TC 6 also has secondary verification mechanism, that are unrelated to this.

You'd be better off backporting the fix from Tomcat 6 to Tomcat 5
Comment 4 Mark Thomas 2009-07-01 05:31:22 UTC
Patch withdrawn based on Filip's comment
Comment 5 Mark Thomas 2009-09-13 11:14:42 UTC
Created attachment 24253 [details]
Updated patch for this issue

I found the time to take another look at this.

Whilst Filip's comment about threads locking up is correct - and Tomcat 6 does have a fix for that - threads locking up is not at the root of this issue. At the root of this issue is there there are two lists of cluster members. One in McastServiceImpl.membership and one in ReplicationTransmitter.map

Whilst checkExpire() does update both lists with the sync on expiredMutex, the receiver thread updates the McastServiceImpl.membership outside of this mutex. That leads to the problem that the OP is describing here.

Whilst Tomcat 6 does contain a fix for this, the code bases have diverged sufficiently that the fix would be invasive. Therefore I am proposing a patch for Tomcat that is similar to my earlier patch but has a slightly wider sync block based on my better understanding of this issue.

I have tested the patch and whilst I can force this issue using a debugger without the patch, I can not force it with the patch in place.
Comment 6 Mark Thomas 2009-11-30 16:33:13 UTC
Fixed in trunk.
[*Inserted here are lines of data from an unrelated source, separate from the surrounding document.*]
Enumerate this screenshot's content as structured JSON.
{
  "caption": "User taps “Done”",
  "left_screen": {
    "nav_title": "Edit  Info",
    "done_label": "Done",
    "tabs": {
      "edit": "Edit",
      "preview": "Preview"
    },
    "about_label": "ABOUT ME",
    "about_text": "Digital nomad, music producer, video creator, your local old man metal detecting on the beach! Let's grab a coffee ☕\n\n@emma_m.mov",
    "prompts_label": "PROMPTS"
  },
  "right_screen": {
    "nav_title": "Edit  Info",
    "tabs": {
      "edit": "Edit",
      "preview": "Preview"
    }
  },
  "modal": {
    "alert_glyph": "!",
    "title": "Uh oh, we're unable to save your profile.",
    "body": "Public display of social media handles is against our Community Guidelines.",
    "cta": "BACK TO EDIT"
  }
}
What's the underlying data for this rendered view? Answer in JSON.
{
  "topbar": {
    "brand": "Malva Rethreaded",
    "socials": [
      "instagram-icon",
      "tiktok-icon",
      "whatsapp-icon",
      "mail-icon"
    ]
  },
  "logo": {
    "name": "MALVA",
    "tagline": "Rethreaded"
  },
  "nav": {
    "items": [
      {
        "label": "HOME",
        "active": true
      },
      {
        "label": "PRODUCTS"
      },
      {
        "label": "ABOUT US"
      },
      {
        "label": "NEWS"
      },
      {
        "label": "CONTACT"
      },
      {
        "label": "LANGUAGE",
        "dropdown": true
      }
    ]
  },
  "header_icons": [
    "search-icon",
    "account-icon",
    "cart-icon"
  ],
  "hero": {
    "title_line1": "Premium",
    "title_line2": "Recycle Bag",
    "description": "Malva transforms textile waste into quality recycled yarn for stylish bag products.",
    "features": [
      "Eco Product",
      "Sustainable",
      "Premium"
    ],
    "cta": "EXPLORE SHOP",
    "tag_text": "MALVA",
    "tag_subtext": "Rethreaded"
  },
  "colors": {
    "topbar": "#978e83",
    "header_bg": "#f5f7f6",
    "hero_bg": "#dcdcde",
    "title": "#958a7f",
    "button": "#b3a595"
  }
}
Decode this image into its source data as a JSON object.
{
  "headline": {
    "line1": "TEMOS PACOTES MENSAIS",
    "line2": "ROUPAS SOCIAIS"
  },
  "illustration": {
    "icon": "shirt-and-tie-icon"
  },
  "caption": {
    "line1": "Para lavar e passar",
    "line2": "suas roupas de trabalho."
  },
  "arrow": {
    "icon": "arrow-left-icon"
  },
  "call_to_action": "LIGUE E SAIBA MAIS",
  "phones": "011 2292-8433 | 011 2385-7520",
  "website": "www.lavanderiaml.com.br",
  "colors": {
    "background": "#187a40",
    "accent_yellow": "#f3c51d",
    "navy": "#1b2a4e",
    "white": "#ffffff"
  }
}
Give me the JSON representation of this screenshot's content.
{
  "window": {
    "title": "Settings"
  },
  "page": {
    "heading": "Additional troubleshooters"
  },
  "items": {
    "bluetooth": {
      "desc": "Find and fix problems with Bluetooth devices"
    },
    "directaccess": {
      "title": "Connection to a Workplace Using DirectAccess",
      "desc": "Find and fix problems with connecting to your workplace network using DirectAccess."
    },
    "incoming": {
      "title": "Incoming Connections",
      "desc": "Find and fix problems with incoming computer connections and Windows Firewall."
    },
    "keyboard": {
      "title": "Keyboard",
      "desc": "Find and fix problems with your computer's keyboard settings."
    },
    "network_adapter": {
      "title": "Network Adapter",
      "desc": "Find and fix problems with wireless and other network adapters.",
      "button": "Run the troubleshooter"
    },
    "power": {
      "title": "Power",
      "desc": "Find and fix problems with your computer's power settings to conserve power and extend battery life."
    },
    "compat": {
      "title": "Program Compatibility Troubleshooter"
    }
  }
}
Many thanks.
Comment 7 Konstantin Kolinko 2010-03-11 13:58:50 UTC
As said in http://marc.info/?l=tomcat-dev&m=125934902622453&w=2
it is fixed in 5.5.29.
(Probably that comment disappeared in the Bugzilla data loss/rollback incident)

The commit that fixed the issue is r884960.

As mentioned in comment 5 and comment 3, Tomcat 6 and trunk are not affected by this issue.